Maybe, you speculate, we solve some of our problems with the device that started them, our phone. Instead of counting cars, we sense the phones that are nearby. Now we know the difference between an empty street and gridlock. Great. But now we have thousands of low-lifes tracking women and children. Prevent that with access controls and policies, you say? OK, but remember this is a cheap little sensor that you’ve already had to give the horsepower of a superserver to. Now we have to analyze policies and detect bad intent?
Or how about this. A bunch of Black Hats says, gee we could have fun by deploying a couple hundred “sensors” of our own, giving false data, and getting a bad traffic situation to become gridlocked enough that even emergency fire and rescue can’t get through. Or we’re a gang of jewel thieves with an IoT getaway strategy. How do these false-flag sensors get detected?

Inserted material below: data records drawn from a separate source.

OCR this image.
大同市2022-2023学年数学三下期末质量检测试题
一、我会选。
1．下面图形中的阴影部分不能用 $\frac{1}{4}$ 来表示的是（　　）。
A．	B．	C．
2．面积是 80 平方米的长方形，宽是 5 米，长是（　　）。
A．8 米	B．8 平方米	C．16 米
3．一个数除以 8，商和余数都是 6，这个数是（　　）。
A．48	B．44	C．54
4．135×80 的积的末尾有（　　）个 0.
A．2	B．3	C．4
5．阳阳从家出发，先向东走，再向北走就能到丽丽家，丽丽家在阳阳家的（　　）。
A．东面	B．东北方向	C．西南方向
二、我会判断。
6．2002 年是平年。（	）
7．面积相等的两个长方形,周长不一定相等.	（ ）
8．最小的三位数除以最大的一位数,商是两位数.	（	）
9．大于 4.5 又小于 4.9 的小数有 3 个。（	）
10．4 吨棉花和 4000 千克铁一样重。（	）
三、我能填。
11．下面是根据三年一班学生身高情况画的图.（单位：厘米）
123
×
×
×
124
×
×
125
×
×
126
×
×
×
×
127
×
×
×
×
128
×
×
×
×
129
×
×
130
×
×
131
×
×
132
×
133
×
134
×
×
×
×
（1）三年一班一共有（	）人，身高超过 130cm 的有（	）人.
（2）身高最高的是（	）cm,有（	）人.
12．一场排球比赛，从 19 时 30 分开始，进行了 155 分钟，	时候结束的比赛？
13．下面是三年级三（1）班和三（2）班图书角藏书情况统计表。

Sometimes insight comes in small steps. For example, the Event Stream project talks about Agents that get events, Collectors that store them in a database. This kind of structure is logical to keep primary event generators from being swamped by all the processes that need to know the state of resources. Isn’t it logical to assume that this same sort of decoupling would be done in IoT? The project seeks to harmonize the structure of event records; isn’t it logical to assume that sensor outputs would similarly have to be harmonized? Resource information in NFV and sensor data in IoT both require what are essentially highly variable and disorderly sources to be loosely coupled with highly variable and disorderly process sets that interpret the stuff. The issues raised by each would then be comparable.

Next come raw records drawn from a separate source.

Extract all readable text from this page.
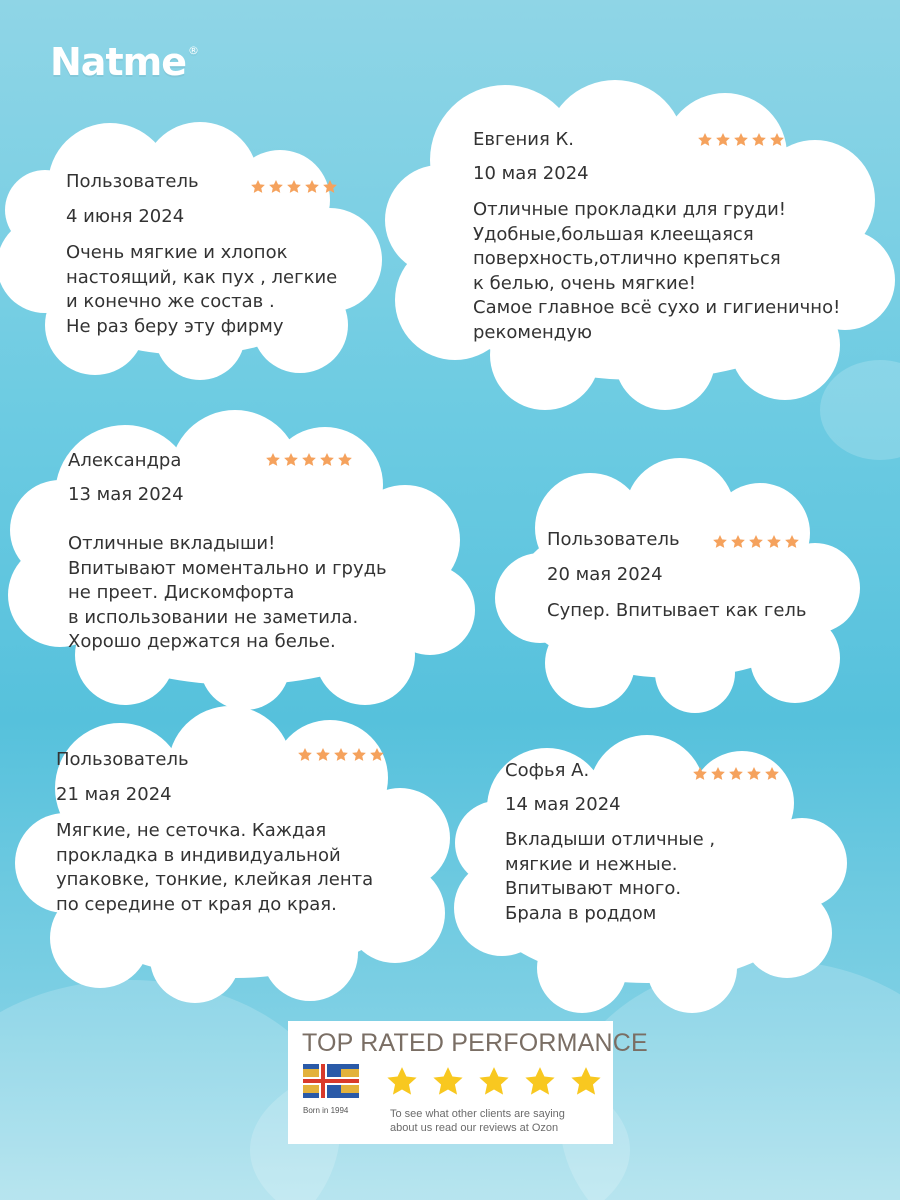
Natme ®
Пользователь
4 июня 2024
Очень мягкие и хлопок
настоящий, как пух , легкие
и конечно же состав .
Не раз беру эту фирму
Евгения К.
10 мая 2024
Отличные прокладки для груди!
Удобные,большая клеещаяся
поверхность,отлично крепяться
к белью, очень мягкие!
Самое главное всё сухо и гигиенично!
рекомендую
Александра
13 мая 2024
Отличные вкладыши!
Впитывают моментально и грудь
не преет. Дискомфорта
в использовании не заметила.
Хорошо держатся на белье.
Пользователь
20 мая 2024
Супер. Впитывает как гель
Пользователь
21 мая 2024
Мягкие, не сеточка. Каждая
прокладка в индивидуальной
упаковке, тонкие, клейкая лента
по середине от края до края.
Софья А.
14 мая 2024
Вкладыши отличные ,
мягкие и нежные.
Впитывают много.
Брала в роддом
TOP RATED PERFORMANCE
Born in 1994	To see what other clients are saying
about us read our reviews at Ozon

Once we presume that we need to have common coding for event analysis and some sort of database buffering to decouple the sensors in IoT from the processes, we can resolve most of these other questions because we don’t have a sensor network problem anymore, we have a database problem, and we know how to address all the concerns raised above if we presume that context. But just as Event Streams have to trigger an awareness of the need for contextual event processing, so the existence of a database where sensor data is collected and from which it’s distributed begs the question of what apps do and how public policy goals are maintained.
We’re not there yet with IoT. Even IT vendors who make IoT announcements are still kissing low-power protocols and transmitters and not worrying about any of the real issues. And these are the vendors who already sell the databases and analytics products and clouds of servers, who have the technology to present a realistic model.
Way back in 2013, in CloudNFV, I outlined the set of issues that NFV would have to address, and everyone who was involved in that process knows how hard I tried to convince both vendors and operators that key issues were being ignored. It’s now 2016, and we’re now just starting to address them. Could we have today a complete NFV implementation to deploy if we’d accepted those issues in 2013 when they were first raised? My point isn’t to aggrandize my own judgment; plenty of others said much the same thing. Many are saying it now about IoT. Will we insist on following the same myopic path, overlooking the same kind of issues, for that technology? If so, we’re throwing out a lot of opportunity.